Desde que conquistou seu último título estadual em 2001, o Rio Negro tem vivido um “filme de terror” a cada temporada. O clube foi rebaixado duas vezes para a segunda divisão do Campeonato Amazonense, anunciou “jogador de peso” que desfilou pela cidade em carro de bombeiros (mas que só atuou pelo clube em um amistoso) e virou manchete nacional quando a torcida fez uma “vaquinha” para comprar cestas básicas aos atletas, que estavam literalmente passando fome, por conta dos meses de salários atrasados.

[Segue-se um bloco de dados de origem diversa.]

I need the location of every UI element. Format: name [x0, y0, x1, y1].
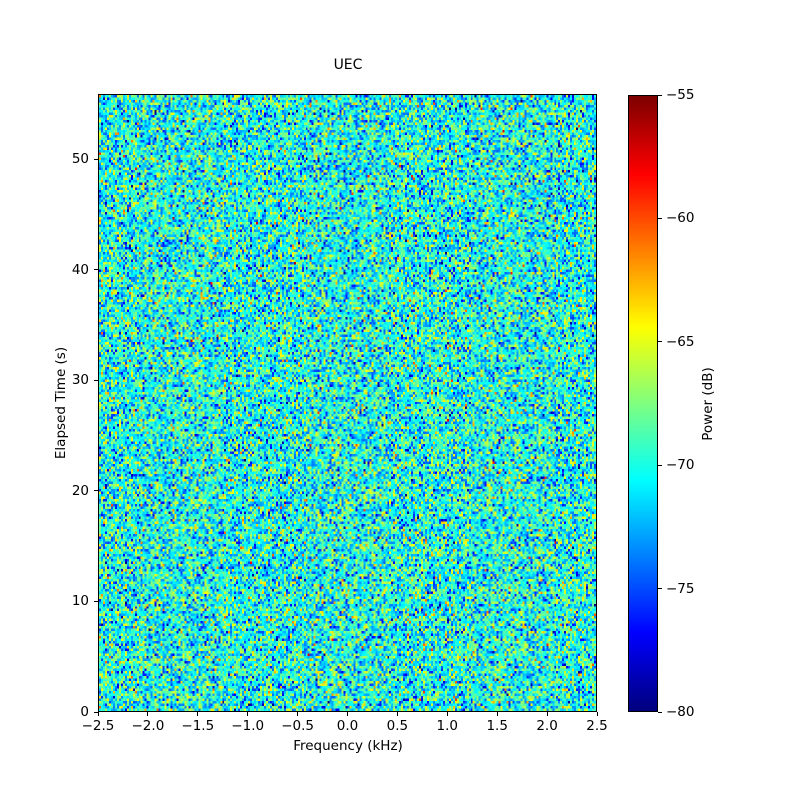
y-tick-label: 50	[71, 151, 89, 168]
x-tick-mark	[97, 712, 99, 716]
x-tick-label: −2.5	[81, 718, 115, 734]
x-tick-mark	[546, 712, 548, 716]
x-tick-label: 1.5	[486, 718, 508, 734]
x-tick-mark	[247, 712, 249, 716]
colorbar-tick-label: −75	[666, 580, 695, 597]
colorbar	[628, 95, 658, 712]
x-tick-label: 2.0	[536, 718, 558, 734]
colorbar-tick-label: −65	[666, 333, 695, 350]
y-tick-label: 0	[80, 704, 89, 720]
x-tick-label: −1.5	[181, 718, 215, 734]
colorbar-tick-mark	[658, 94, 662, 96]
y-tick-mark	[94, 379, 98, 381]
x-tick-mark	[197, 712, 199, 716]
x-tick-label: −2.0	[131, 718, 165, 734]
colorbar-gradient	[629, 96, 657, 711]
y-tick-mark	[94, 269, 98, 271]
x-tick-mark	[147, 712, 149, 716]
colorbar-label: Power (dB)	[700, 367, 716, 441]
x-axis-label: Frequency (kHz)	[293, 738, 403, 754]
colorbar-tick-mark	[658, 588, 662, 590]
y-tick-label: 20	[71, 482, 89, 499]
y-tick-mark	[94, 158, 98, 160]
spectrogram-plot-area	[98, 94, 597, 712]
spectrogram-heatmap	[99, 95, 596, 711]
y-tick-mark	[94, 600, 98, 602]
x-tick-mark	[596, 712, 598, 716]
y-tick-mark	[94, 490, 98, 492]
colorbar-tick-mark	[658, 217, 662, 219]
x-tick-label: 0.5	[386, 718, 409, 734]
colorbar-tick-mark	[658, 341, 662, 343]
y-tick-label: 40	[71, 261, 89, 278]
x-tick-mark	[496, 712, 498, 716]
colorbar-tick-label: −60	[666, 210, 695, 227]
x-tick-mark	[347, 712, 348, 716]
x-tick-mark	[446, 712, 448, 716]
plot-title: UEC	[333, 57, 363, 74]
x-tick-label: 1.0	[436, 718, 459, 734]
y-axis-label: Elapsed Time (s)	[53, 346, 69, 460]
colorbar-tick-label: −80	[666, 704, 695, 720]
colorbar-tick-label: −55	[666, 87, 695, 103]
x-tick-label: 2.5	[586, 718, 608, 734]
x-tick-mark	[297, 712, 299, 716]
colorbar-tick-mark	[658, 464, 662, 466]
x-tick-mark	[396, 712, 398, 716]
x-tick-label: −0.5	[281, 718, 314, 734]
x-tick-label: −1.0	[231, 718, 265, 734]
y-tick-mark	[94, 711, 98, 713]
colorbar-tick-mark	[658, 711, 662, 713]
y-tick-label: 30	[71, 372, 89, 389]
colorbar-tick-label: −70	[666, 457, 695, 474]
y-tick-label: 10	[71, 593, 89, 610]
x-tick-label: 0.0	[336, 718, 359, 734]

Ao que tudo indica, a torcida do Galo não vai deixar de sentir “arrepios” nem mesmo no ano do centenário do clube, pois 2013 começou com a sombria possibilidade do time da Praça da Saudade desistir do Campeonato Amazonense antes da competição começar. Como no enredo do filme “O Chamado”, o clube tem exatos sete dias para saber se permanece vivo ou se morrerá poucos meses antes de chegar na casa dos 100 anos.

E nem vai adiantar o Galo gravar cópias de fitas de vídeo e espalhá-las pela cidade, ou tentar afogar uma menina-zumbi no poço para se livrar da “maldição dos sete dias”. A única solução para o time do Rio Negro entrar em campo no mês que vem é conseguir R$ 250 mil em uma semana. O valor completaria os R$ 500 mil que o time Barriga Preta estima gastar durante a campanha do Amazonense.

O diretor de futebol do clube, Waldir Landim se mostra otimista quanto ao destino do Galo, mas permanece com a mesma posição anunciada na semana passada: Se o clube não conseguir arrecadar este valor, ele entrega seu cargo e deixa o barco rionegrino à deriva “Espalhei mais de 40 projetos em diversas empresas da cidade e vou continuar correndo atrás até os últimos minutos do dia 10. Se não conseguir, entrego meu cargo, pois não serei irresponsável de assumir compromissos sem condições de pagar”, garante Landim.

Ele já comunicou o presidente do clube, Eymar Gondim (que mais uma vez não atendeu os telefonemas da reportagem). “Ele ficou surpreso pois pensava que tudo estava certo e chegou a cogitar a possibilidade de disputar o campeonato com o time sub-20. Mas não daria pra competir no mesmo nível dos adversários”, revelou o diretor, que espera que seu telefone toque nesta semana decisiva. E que do outro lado da linha, não esteja a menina Samara (protagonista de “O Chamado”), mas sim um patrocinador disposto a tirar o Galo do fundo do poço.

“Não entrar em campo no ano do centenário, colocará uma mancha pra sempre na história do clube.”Waldir Landim, diretor de futebol do Rio Negro.